Pour éviter le coût d'un cautionnement bancaire (dont le montant est en général fixé à 1,5 % du marché), il est possible de recourir à la délégation de créance, c’est-à-dire que le maître de l'ouvrage s'oblige à payer directement le sous-traitant (en déchargeant l’entrepreneur principal du paiement ou non).

 

Si l'entrepreneur a nanti les marchés dont il est titulaire, la loi du 31 décembre 1975 prévoit qu’il devra en donner mainlevée, pour éviter tout conflit entre les créanciers nantis et les sous-traitants.

 

Agrément par le maître de l'ouvrage et action directe en paiement

 

Le principe d'agrément du sous-traitant réside dans l'article 3, alinéa 1 de la loi du 31 décembre 1975 : "L'entrepreneur qui entend exécuter un contrat ou un marché en recourant à un ou plusieurs sous-traitants doit, au moment de la conclusion et pendant toute la durée du contrat ou du marché, faire accepter chaque sous-traitant et agréer les conditions de paiement de chaque contrat de sous-traitance par le maître de l'ouvrage ; l'entrepreneur principal est tenu de communiquer le ou les contrats de sous-traitance au maître de l'ouvrage lorsque celui-ci en fait la demande."

 

L'agrément est en principe sollicité au moment de la conclusion du contrat de sous-traitance mais il peut intervenir ultérieurement (l'agrément doit être actualisé en cas de travaux supplémentaires). Il peut être exprès ou implicite et le refus d'agrément du maître de l'ouvrage est un droit discrétionnaire.
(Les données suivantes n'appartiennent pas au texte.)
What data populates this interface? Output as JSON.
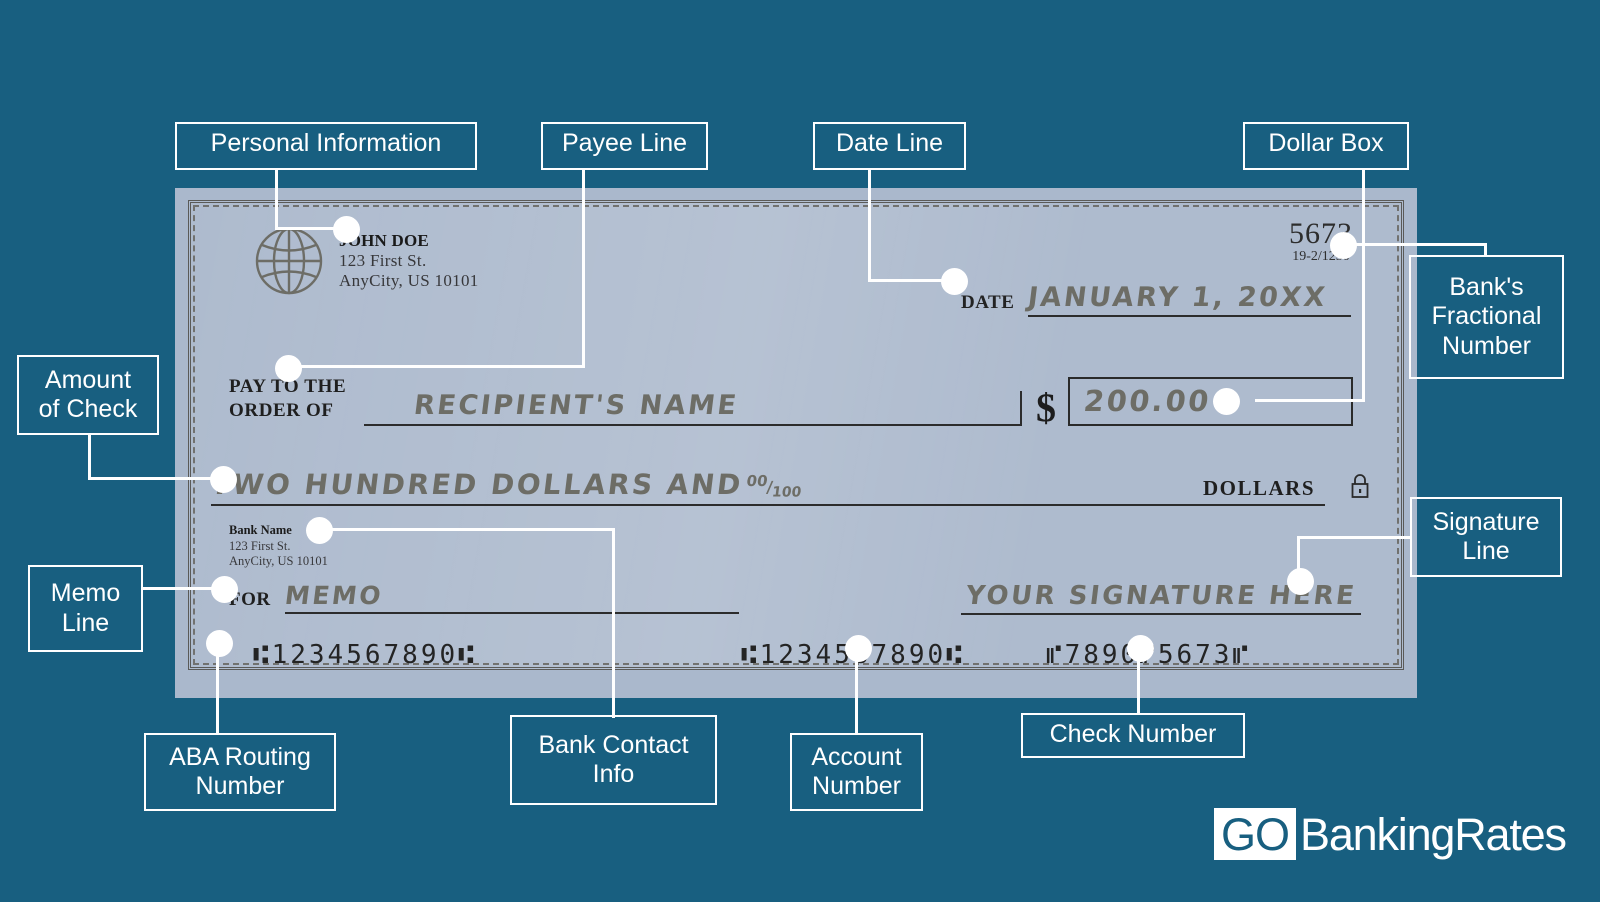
{
  "page": {
    "background_color": "#185f80",
    "check_body_color": "#aebbce"
  },
  "check": {
    "personal_information": {
      "icon": "globe-icon",
      "name": "JOHN DOE",
      "street": "123 First St.",
      "city_state_zip": "AnyCity, US 10101"
    },
    "check_number": "5673",
    "fractional_number": "19-2/1250",
    "date_label": "DATE",
    "date_value": "JANUARY 1, 20XX",
    "pay_to_label_line1": "PAY TO THE",
    "pay_to_label_line2": "ORDER OF",
    "payee_value": "RECIPIENT'S NAME",
    "dollar_sign": "$",
    "amount_numeric": "200.00",
    "amount_written": "TWO HUNDRED DOLLARS AND",
    "amount_written_fraction_numerator": "00",
    "amount_written_fraction_denominator": "100",
    "dollars_label": "DOLLARS",
    "security_icon": "lock-icon",
    "bank_contact": {
      "name": "Bank Name",
      "street": "123 First St.",
      "city_state_zip": "AnyCity, US 10101"
    },
    "memo_label": "FOR",
    "memo_value": "MEMO",
    "signature_value": "YOUR SIGNATURE HERE",
    "micr_routing": "⑆1234567890⑆",
    "micr_account": "⑆1234567890⑆",
    "micr_check_number": "⑈7890⑈5673⑈"
  },
  "callouts": {
    "personal_information": "Personal Information",
    "payee_line": "Payee Line",
    "date_line": "Date Line",
    "dollar_box": "Dollar Box",
    "bank_fractional_number": "Bank's\nFractional\nNumber",
    "amount_of_check": "Amount\nof Check",
    "signature_line": "Signature\nLine",
    "memo_line": "Memo\nLine",
    "aba_routing_number": "ABA Routing\nNumber",
    "bank_contact_info": "Bank Contact\nInfo",
    "account_number": "Account\nNumber",
    "check_number": "Check Number"
  },
  "logo": {
    "mark": "GO",
    "wordmark": "BankingRates"
  }
}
L'entrepreneur qui ne demande pas l'agrément s'expose à :

 

  • une éventuelle demande du maître de l'ouvrage en dommages et intérêts voire en résolution du contrat principal pour inexécution ;

 

 

Le maître de l'ouvrage qui a connaissance d’une sous-traitance en matière de travaux de bâtiment, doit mettre en demeure l'entrepreneur principal de demander son agrément pour l'intervention du sous-traitant et les conditions de paiement. A défaut, en cas de défaillance de l'entrepreneur principal, le sous-traitant pourra rechercher la responsabilité du maître de l'ouvrage sur le terrain de la responsabilité civile délictuelle (ce dernier pourra se retourner contre l'entrepreneur mais cette action récursoire est illusoire si l'entrepreneur est insolvable) : le préjudice du sous-traitant consistera en une simple perte de chance de pouvoir bénéficier de l'action directe contre le maître de l'ouvrage car il n'est certain (i) ni que l'entrepreneur mis en demeure aurait déféré à celle-ci, (ii) ni que le maître de l'ouvrage aurait donné son agrément. Mais le sous-traitant pourra faire valoir qu'en cas de refus d'agrément, il aurait pu cesser ses travaux et limiter ses pertes.

 

Responsabilités du sous-traitant

 

À l’égard de l’entrepreneur principal : responsabilité contractuelle

 

L'action de l'entrepreneur principal contre le sous-traitant relève de la responsabilité contractuelle de droit commun soumise à la prescription de l’article 2224 du Code civil : 5 ans à partir de la découverte du dommage par l’entrepreneur principal ou de la date à laquelle il aurait dû le découvrir (en pratique, le point de départ correspondra à la demande du maître de l'ouvrage à l'entrepreneur principal). Toutefois, cette action est enfermée dans le délai butoir de 5 ans à compter de la réalisation du contrat (achèvement des travaux de sous-traitance) dès lors que le sous-traitant est un commerçant.

 

Le sous-traitant est tenu envers l'entrepreneur principal d'une obligation de résultat dont il ne peut s'exonérer qu'en cas de vices dus à une cause étrangère. Le sous-traitant doit en outre conseiller l'entrepreneur dans sa spécialité.

 

La responsabilité du sous-traitant est souvent mise en jeu à l'occasion d'un appel en garantie formé par l'entrepreneur principal, dans la mesure où l'entrepreneur principal reste tenu vis-à-vis du maître de l'ouvrage, de la bonne exécution des travaux sous-traités. Il faut donc pour l'entrepreneur principal, s'assurer que sa police d'assurance de responsabilité civile professionnelle n'exclue pas de la garantie, les travaux sous-traités.

 

Certaines obligations de l'entrepreneur principal rejaillissent sur le sous-traitant : par exemple, pénalités de retard dans la mesure où le sous-traitant en avait connaissance.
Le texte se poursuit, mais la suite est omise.